May 29, 2016.
We arrived in Kauai yesterday, with enough time to get settled in to our new place. We visited a couple of over-run tourist viewpoints, did some grocery shopping, and took the stand-up paddleboards for a test spin. All in all, a pretty mellow first day.
Now it was time to hit the trails. Our first destination was clear across the island, up the Waimea Canyon. This is one of the places everyone talks about visiting when you mention you’re traveling to Kauai. This island is for hikers, everyone had told me before our trip, so we were going to love it here.
Iliau Nature Loop
On the long, winding drive up the canyon, we pulled off at a sign for the Iliau Nature Loop. This quarter-mile loop was a treasure trove of beautiful, native Hawaiian plants. We found interpretive signs near many of the unusual plants that described their human uses and unique characteristics. Some of the native plants included: ??hi?a lehua, koa, p?kiawe and of course, iliau. The iliau, found only on Kauai, is a relative of the silversword we saw at Haleakala Crater. Ihe shapes, colors and textures of the flowers and leaves captivated my imagination. It felt like walking through a Dr. Seuss book. Quite possibly one of the biggest bang-for-your-buck 0.25 mile hike there was.
We continued up the road and stopped at the park store, which was just opening up. There we bought a trail map and talked about hiking options with the store clerk. Quickly we got back on the road to drive all the way to its end.
The trailhead, and a popular viewpoint overlook, was at the end of the road. There were many people standing around taking pictures of the gorgeous Kalalau Valley. We took it all in, then walked down the trail.
Today was pretty dry. The trail, which was heavily traveled and rutted, appeared to be made mostly of dried mud. I couldn’t imagine how hellish it would be when wet. The trail descended steeply along the edge of a cliff, with periodic views of the coastline.
We turned on a trail to Pihea Peak, which was pretty heavily treed. There was a summit marker there, but not much of a summit.
Back on the main trail, we hiked on a dilapidated boardwalk all the way to the end of the line. The boardwalk was a bit treacherous in sections because the metal grate overlying the boards was broken and sticking up. It would have been easy to get stuck with the sharp wire in your foot or lower leg. We proceeded with caution.

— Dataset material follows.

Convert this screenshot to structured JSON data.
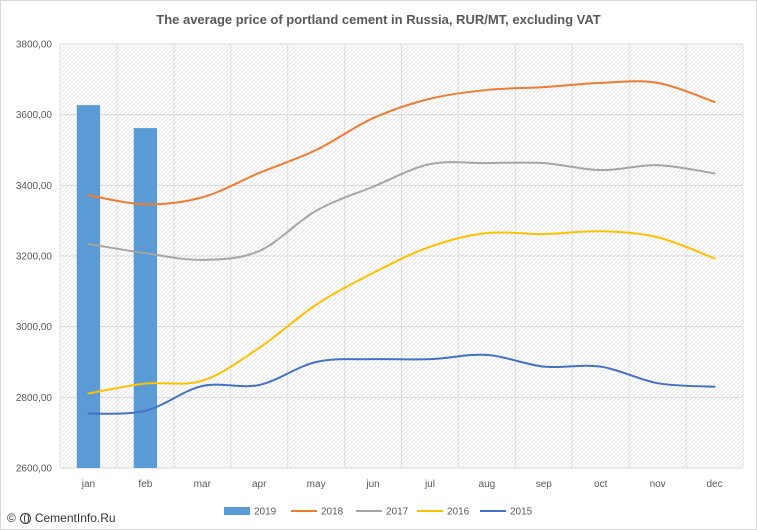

The swamp and the surrounding forest was incredibly lush, diverse and colorful. Once we broke out in to the swamp proper, most of the trees disappeared and we were left in a broad, open expanse. Bacterial mats made colorful shapes underwater. And in places, some brand new boardwalk appeared (yay!) The clouds grew thicker and grayer and soon we found ourselves at the “viewpoint.”
On a clear day, this may well be an excellent viewpoint. But today we stared at the inside of a cloud. It was still a nice place to sit and take a snack break before following the boardwalk back to civilization.

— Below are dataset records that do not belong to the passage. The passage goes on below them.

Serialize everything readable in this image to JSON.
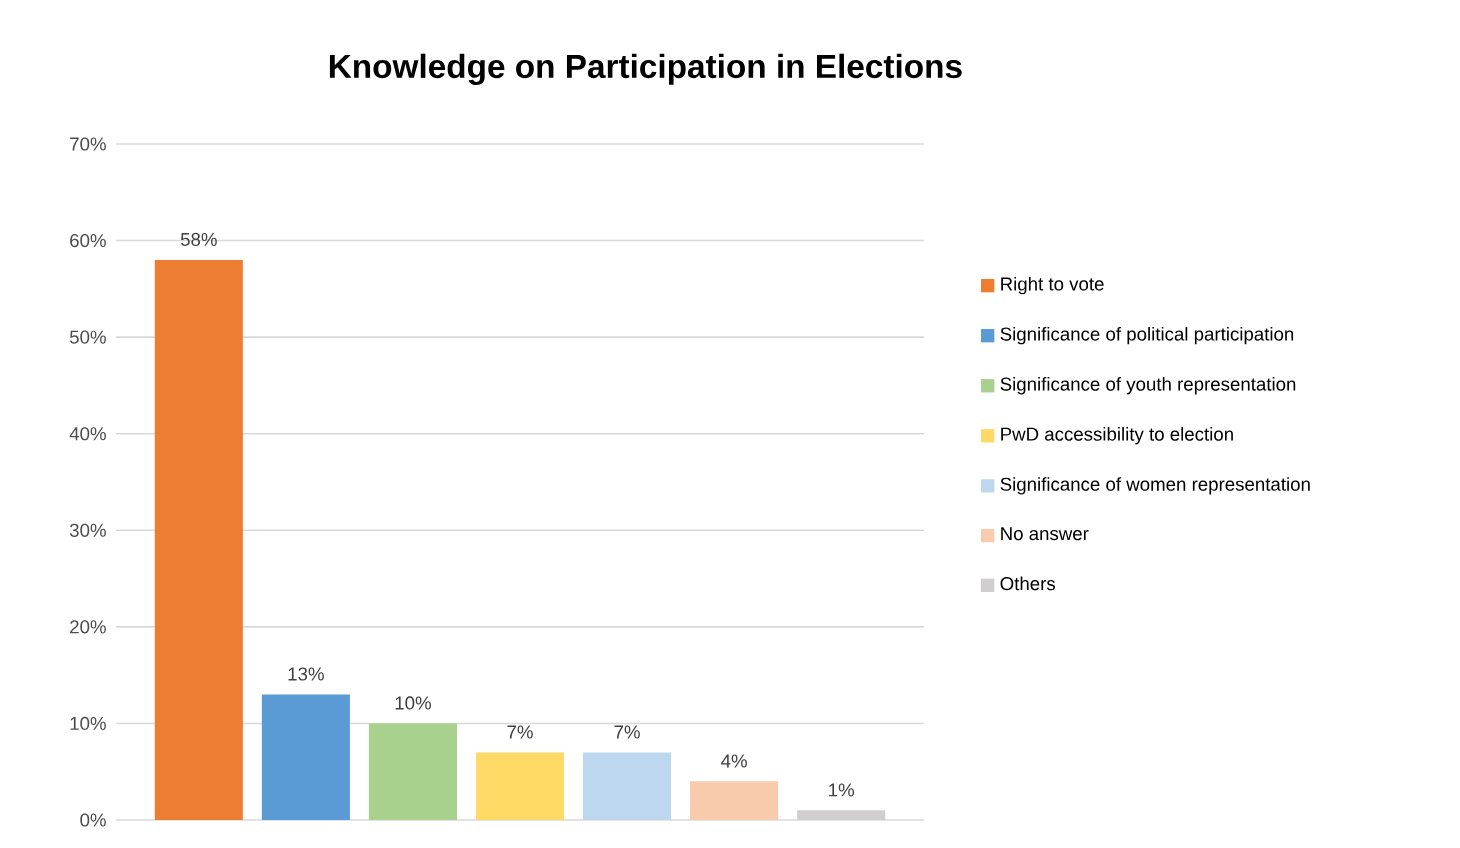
{
  "chart_data": {
    "type": "bar",
    "title": "Knowledge on Participation in Elections",
    "categories": [
      null
    ],
    "series": [
      {
        "name": "Right to vote",
        "color": "#ed7d31",
        "values": [
          58
        ],
        "value_labels": [
          "58%"
        ]
      },
      {
        "name": "Significance of political participation",
        "color": "#5b9bd5",
        "values": [
          13
        ],
        "value_labels": [
          "13%"
        ]
      },
      {
        "name": "Significance of youth representation",
        "color": "#a9d18e",
        "values": [
          10
        ],
        "value_labels": [
          "10%"
        ]
      },
      {
        "name": "PwD accessibility to election",
        "color": "#ffd966",
        "values": [
          7
        ],
        "value_labels": [
          "7%"
        ]
      },
      {
        "name": "Significance of women representation",
        "color": "#bdd7ee",
        "values": [
          7
        ],
        "value_labels": [
          "7%"
        ]
      },
      {
        "name": "No answer",
        "color": "#f8cbad",
        "values": [
          4
        ],
        "value_labels": [
          "4%"
        ]
      },
      {
        "name": "Others",
        "color": "#d0cece",
        "values": [
          1
        ],
        "value_labels": [
          "1%"
        ]
      }
    ],
    "ylim": [
      0,
      70
    ],
    "yticks": [
      {
        "value": 0,
        "label": "0%"
      },
      {
        "value": 10,
        "label": "10%"
      },
      {
        "value": 20,
        "label": "20%"
      },
      {
        "value": 30,
        "label": "30%"
      },
      {
        "value": 40,
        "label": "40%"
      },
      {
        "value": 50,
        "label": "50%"
      },
      {
        "value": 60,
        "label": "60%"
      },
      {
        "value": 70,
        "label": "70%"
      }
    ],
    "grid": "y",
    "legend": "right",
    "tick_labels": "y"
  }
}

As we walked back I enjoyed the various vegetative curiosities along the way. The ferns, trees, lichens, wildflowers and items of undetermined genera. This was really a special place.
We knew we were getting close when the throngs of people thickened. Out in the swamp we didn’t come across too many other hikers. But now, oh yes, the people have sprawled beyond the roadside viewing area.
I took my shoes off to slosh up the final, muddy trail segment. The mud squished between my toes. It felt like a long day on the trail, and our Kauai adventures had only just begun.